- Teams: 11

Regular season
- Top seed: Teodo Tivat
- Relegated: Primorje

Finals
- Champions: Budućnost VOLI
- Runners-up: Mornar
- Semifinalists: Teodo Tivat Lovćen

= 2016–17 Prva A liga =

The 2016–17 Prva A Liga, known as Erste košarkaške lige by sponsorship reasons, is the 11th season of the Montenegrin Basketball League, the top tier basketball league on Montenegro.
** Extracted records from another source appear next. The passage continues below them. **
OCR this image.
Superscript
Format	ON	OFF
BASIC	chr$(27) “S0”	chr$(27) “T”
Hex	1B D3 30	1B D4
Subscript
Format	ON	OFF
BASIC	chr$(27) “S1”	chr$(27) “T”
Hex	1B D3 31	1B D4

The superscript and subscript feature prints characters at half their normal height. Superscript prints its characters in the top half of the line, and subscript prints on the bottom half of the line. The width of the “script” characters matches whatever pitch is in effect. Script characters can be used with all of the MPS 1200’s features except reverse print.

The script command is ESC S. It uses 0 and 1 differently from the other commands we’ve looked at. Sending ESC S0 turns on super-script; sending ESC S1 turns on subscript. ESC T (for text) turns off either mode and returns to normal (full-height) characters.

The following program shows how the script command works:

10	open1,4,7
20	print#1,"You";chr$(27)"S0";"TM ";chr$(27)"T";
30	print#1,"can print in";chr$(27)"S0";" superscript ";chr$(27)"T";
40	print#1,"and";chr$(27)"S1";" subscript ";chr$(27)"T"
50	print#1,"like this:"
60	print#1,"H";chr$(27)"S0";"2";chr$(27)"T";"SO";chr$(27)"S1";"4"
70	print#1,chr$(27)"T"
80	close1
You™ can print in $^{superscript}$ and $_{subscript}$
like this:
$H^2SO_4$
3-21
Budućnost VOLI is the defending champion.

==Competition format==
Nine of the eleven teams that play the league join the regular season and play a three-round robin competition where the six first qualified teams join the playoffs with the two 2016–17 ABA League teams (Budućnost Voli and Mornar). The last qualified team is relegated.

==Regular season==

| Pos | Team | Pld | W | L | PF | PA | PD | Pts | Qualification |
| 1 | Teodo Tivat | 24 | 21 | 3 | 1963 | 1692 | +271 | 45 | Qualification to the playoffs |
| 2 | Lovćen | 24 | 16 | 8 | 1855 | 1644 | +211 | 40 |
| 3 | Ibar Rožaje | 24 | 16 | 8 | 1848 | 1775 | +73 | 40 |
| 4 | Sutjeska | 24 | 15 | 9 | 1915 | 1769 | +146 | 39 |
| 5 | Ulcinj | 24 | 13 | 11 | 1699 | 1683 | +16 | 37 |
| 6 | Studenski centar | 24 | 9 | 15 | 1812 | 1882 | −70 | 33 |
| 7 | Jedinstvo | 24 | 8 | 16 | 1747 | 1891 | −144 | 32 |  |
| 8 | Danilovgrad | 24 | 6 | 18 | 1636 | 1876 | −240 | 30 |
| 9 | Primorje | 24 | 4 | 20 | 1648 | 1911 | −263 | 28 | Relegated |

==Playoffs==
Budućnost VOLI and Mornar joined directly the playoffs as they participated in the 2016–17 ABA League. The finals were played with a 1-1-1-1-1 format, playing Budućnost VOLI games 1, 3 and 5 at home.